Quand on les autorise à lire un livre pendant ces quinze minutes, l’expérience leur parait moins désagréable. Se pourrait-il que rester seul avec ses pensées soit une expérience si pénible qu’on lui préfèrerait n’importe quelle autre activité ? Wilson et ses collaborateurs ont poussé la logique en donnant la possibilité aux participants de s’administrer eux-mêmes un petit choc électrique. Les voilà de nouveau seuls avec leurs pensées, avec la possibilité de s’infliger une douleur. Ce sont alors 67% des hommes et 25% des femmes qui s’administrent au moins un choc électrique !

Il semble qu’il nous est particulièrement difficile de rester sans rien faire, au point que certains d’entre-nous préfèrent vivre une expérience aversive plutôt qu’être confrontés au contenu de leurs pensées. Ou encore, peut-être que notre capacité à relier sans fin des pensées entre-elles conduit inexorablement à la souffrance, et que nous avons besoin de lutter contre cet attracteur en lui substituant n’importe quelle activité capable d’interrompre le brouhaha interne.

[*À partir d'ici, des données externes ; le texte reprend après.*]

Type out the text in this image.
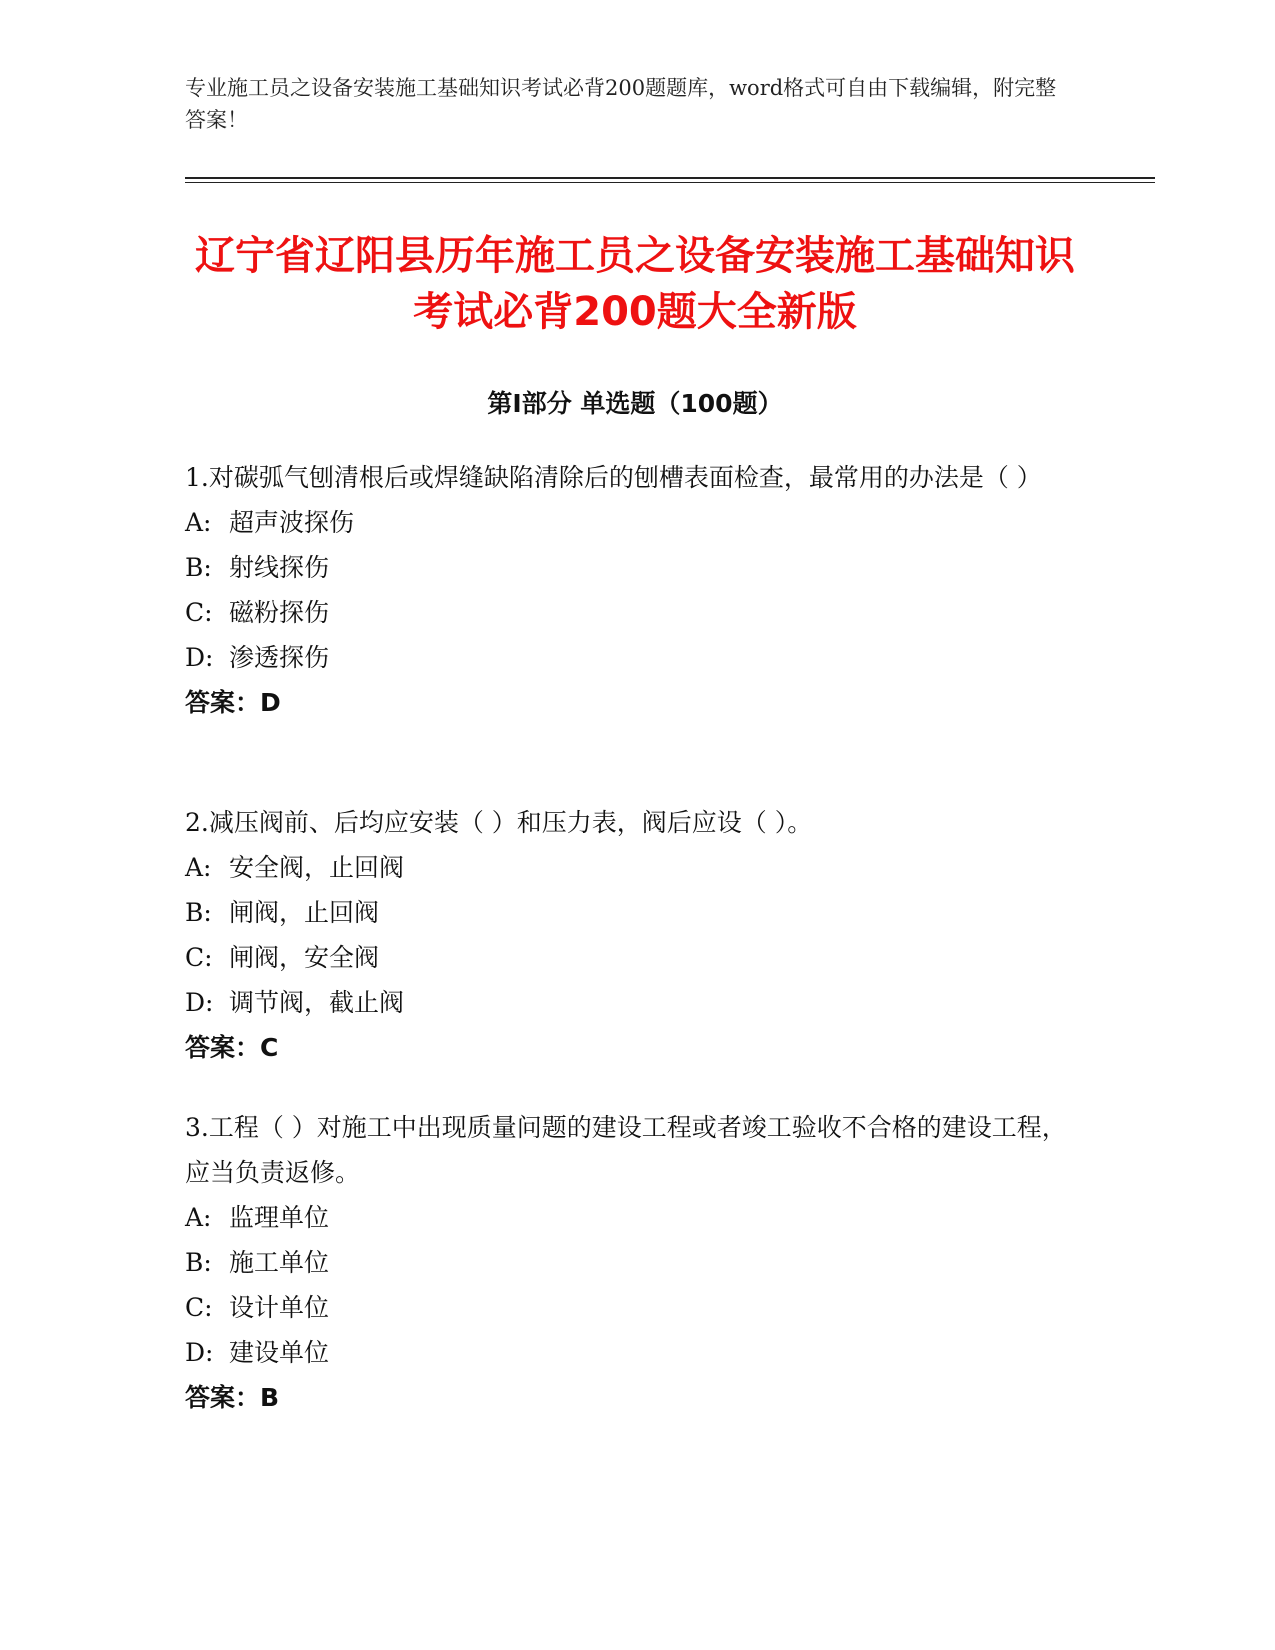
专业施工员之设备安装施工基础知识考试必背200题题库，word格式可自由下载编辑，附完整答案！
辽宁省辽阳县历年施工员之设备安装施工基础知识考试必背200题大全新版
第Ⅰ部分 单选题（100题）

1.对碳弧气刨清根后或焊缝缺陷清除后的刨槽表面检查，最常用的办法是（ ）

A: 超声波探伤

B: 射线探伤

C: 磁粉探伤

D: 渗透探伤

答案：D

2.减压阀前、后均应安装（ ）和压力表，阀后应设（ ）。

A: 安全阀，止回阀

B: 闸阀，止回阀

C: 闸阀，安全阀

D: 调节阀，截止阀

答案：C

3.工程（ ）对施工中出现质量问题的建设工程或者竣工验收不合格的建设工程，应当负责返修。

A: 监理单位

B: 施工单位

C: 设计单位

D: 建设单位

答案：B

L’article est disponible en ligne

Wilson, T. D., Reinhard, D. A., Westgate, E. C., Gilbert, D. T., Ellerbeck, N., Hahn, C., … & Shaked, A. (2014). Just think: The challenges of the disengaged mind. Science345(6192), 75-77.

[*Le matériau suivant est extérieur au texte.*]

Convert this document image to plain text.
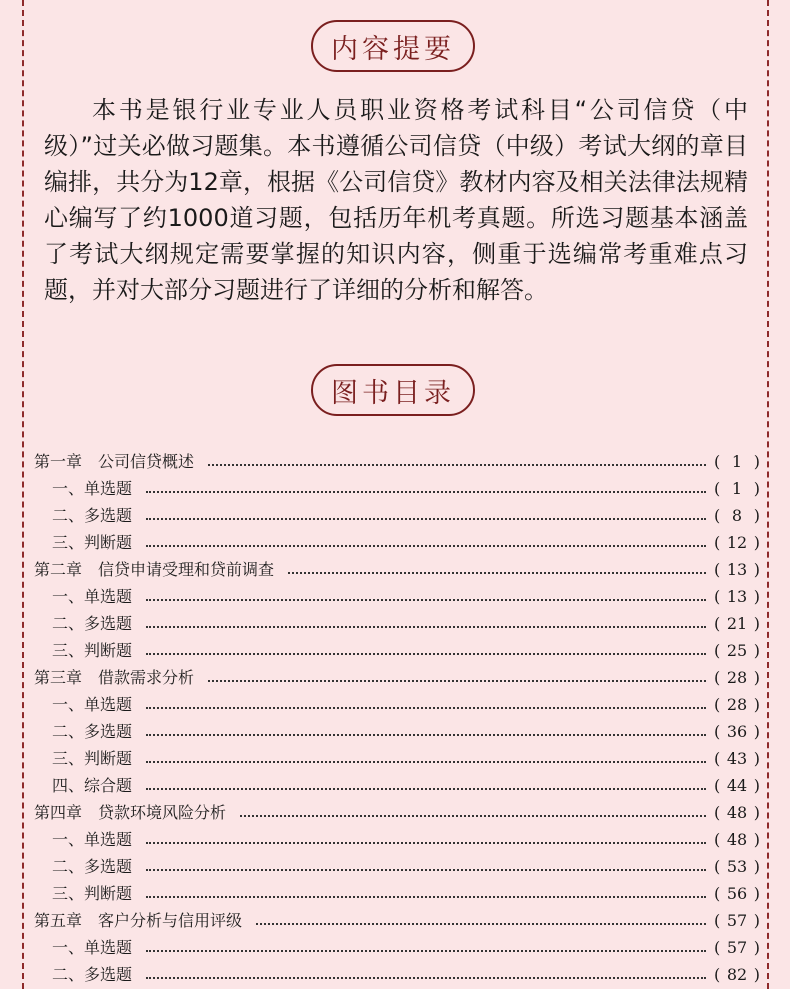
内容提要

本书是银行业专业人员职业资格考试科目“公司信贷（中级）”过关必做习题集。本书遵循公司信贷（中级）考试大纲的章目编排，共分为12章，根据《公司信贷》教材内容及相关法律法规精心编写了约1000道习题，包括历年机考真题。所选习题基本涵盖了考试大纲规定需要掌握的知识内容，侧重于选编常考重难点习题，并对大部分习题进行了详细的分析和解答。

图书目录
第一章　公司信贷概述	( 1 )
一、单选题	( 1 )
二、多选题	( 8 )
三、判断题	( 12 )
第二章　信贷申请受理和贷前调查	( 13 )
一、单选题	( 13 )
二、多选题	( 21 )
三、判断题	( 25 )
第三章　借款需求分析	( 28 )
一、单选题	( 28 )
二、多选题	( 36 )
三、判断题	( 43 )
四、综合题	( 44 )
第四章　贷款环境风险分析	( 48 )
一、单选题	( 48 )
二、多选题	( 53 )
三、判断题	( 56 )
第五章　客户分析与信用评级	( 57 )
一、单选题	( 57 )
二、多选题	( 82 )
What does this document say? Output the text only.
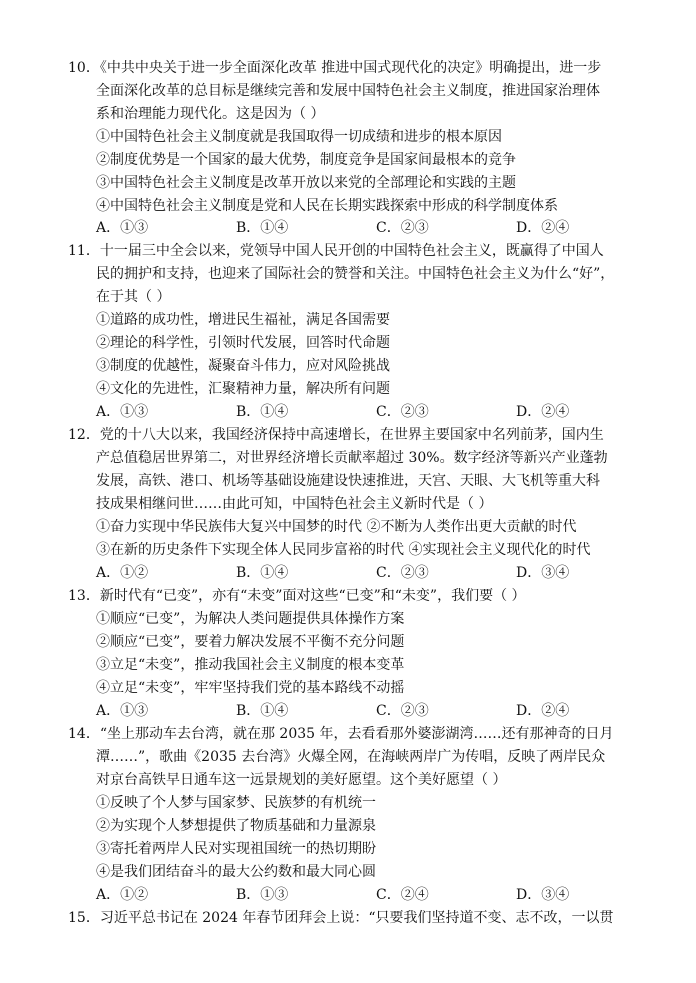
10．《中共中央关于进一步全面深化改革 推进中国式现代化的决定》明确提出，进一步
全面深化改革的总目标是继续完善和发展中国特色社会主义制度，推进国家治理体
系和治理能力现代化。这是因为（ ）
①中国特色社会主义制度就是我国取得一切成绩和进步的根本原因
②制度优势是一个国家的最大优势，制度竞争是国家间最根本的竞争
③中国特色社会主义制度是改革开放以来党的全部理论和实践的主题
④中国特色社会主义制度是党和人民在长期实践探索中形成的科学制度体系
A．①③	B．①④	C．②③	D．②④
11．十一届三中全会以来，党领导中国人民开创的中国特色社会主义，既赢得了中国人
民的拥护和支持，也迎来了国际社会的赞誉和关注。中国特色社会主义为什么“好”，
在于其（ ）
①道路的成功性，增进民生福祉，满足各国需要
②理论的科学性，引领时代发展，回答时代命题
③制度的优越性，凝聚奋斗伟力，应对风险挑战
④文化的先进性，汇聚精神力量，解决所有问题
A．①③	B．①④	C．②③	D．②④
12．党的十八大以来，我国经济保持中高速增长，在世界主要国家中名列前茅，国内生
产总值稳居世界第二，对世界经济增长贡献率超过 30%。数字经济等新兴产业蓬勃
发展，高铁、港口、机场等基础设施建设快速推进，天宫、天眼、大飞机等重大科
技成果相继问世……由此可知，中国特色社会主义新时代是（ ）
①奋力实现中华民族伟大复兴中国梦的时代 ②不断为人类作出更大贡献的时代
③在新的历史条件下实现全体人民同步富裕的时代 ④实现社会主义现代化的时代
A．①②	B．①④	C．②③	D．③④
13．新时代有“已变”，亦有“未变”面对这些“已变”和“未变”，我们要（ ）
①顺应“已变”，为解决人类问题提供具体操作方案
②顺应“已变”，要着力解决发展不平衡不充分问题
③立足“未变”，推动我国社会主义制度的根本变革
④立足“未变”，牢牢坚持我们党的基本路线不动摇
A．①③	B．①④	C．②③	D．②④
14．“坐上那动车去台湾，就在那 2035 年，去看看那外婆澎湖湾……还有那神奇的日月
潭……”，歌曲《2035 去台湾》火爆全网，在海峡两岸广为传唱，反映了两岸民众
对京台高铁早日通车这一远景规划的美好愿望。这个美好愿望（ ）
①反映了个人梦与国家梦、民族梦的有机统一
②为实现个人梦想提供了物质基础和力量源泉
③寄托着两岸人民对实现祖国统一的热切期盼
④是我们团结奋斗的最大公约数和最大同心圆
A．①②	B．①③	C．②④	D．③④
15．习近平总书记在 2024 年春节团拜会上说：“只要我们坚持道不变、志不改，一以贯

5 comments for “Seul(e) avec ses pensées : insupportable !

  1. Magali
    2 décembre 2014 at 15 h 14 min

    Les patients que je suis sont en surpoids ou obèses et décrivent l’ennui, le fait de ne rien faire, comme un facteur les incitant au grignotage… L’ennui ? ou plutôt le fait de se retrouver seul face à des pensées désagréables ? Manger devient alors un bon moyen de s’en distraire.

    • François Delahaye
      2 décembre 2014 at 19 h 22 min

      Quelle est la fonction du comportement « manger »? Se distraire de ses pensées? Entraîner la diminution des sensations physiques désagréables par le biais de substances anxiolytiques lorsque l’estomac est plein? Avez-vous d’autres idées?

  2. Perez-Séguélas
    28 novembre 2014 at 22 h 20 min

    La nature a horreur du « vide » ‘de l’inaction et l’homme préfère remplir ce vide quel qu’en soit le coût (douleur).
    Il est intéressant de noter un important sex ratio du comportement adopté. Comment l’interpréter?
    Peut on imaginer que se savoir observé dans cette situation augmente encore le desagrement ressenti ?
    Merci!

  3. 28 novembre 2014 at 11 h 53 min

    Est-ce que c’est le fait d’être seul avec ses pensées, ou aussi « ne pas agir, quand il y a des pensées douloureuses?
    Ou plus précisément, d’être seuls avec ses pensées et immobiles, sans dissocier, sans perdre contact avec le corps?

    Il serait peut-être intéressant si l’on ajoute à ces instructions par exemple: « vous pourrez dire « oui » ou « non » (ou ne rien répondre) à chacun de ces pensées.

    • 28 novembre 2014 at 11 h 58 min

      Questions très intéressantes! Ca mériterait d’être testé effectivement.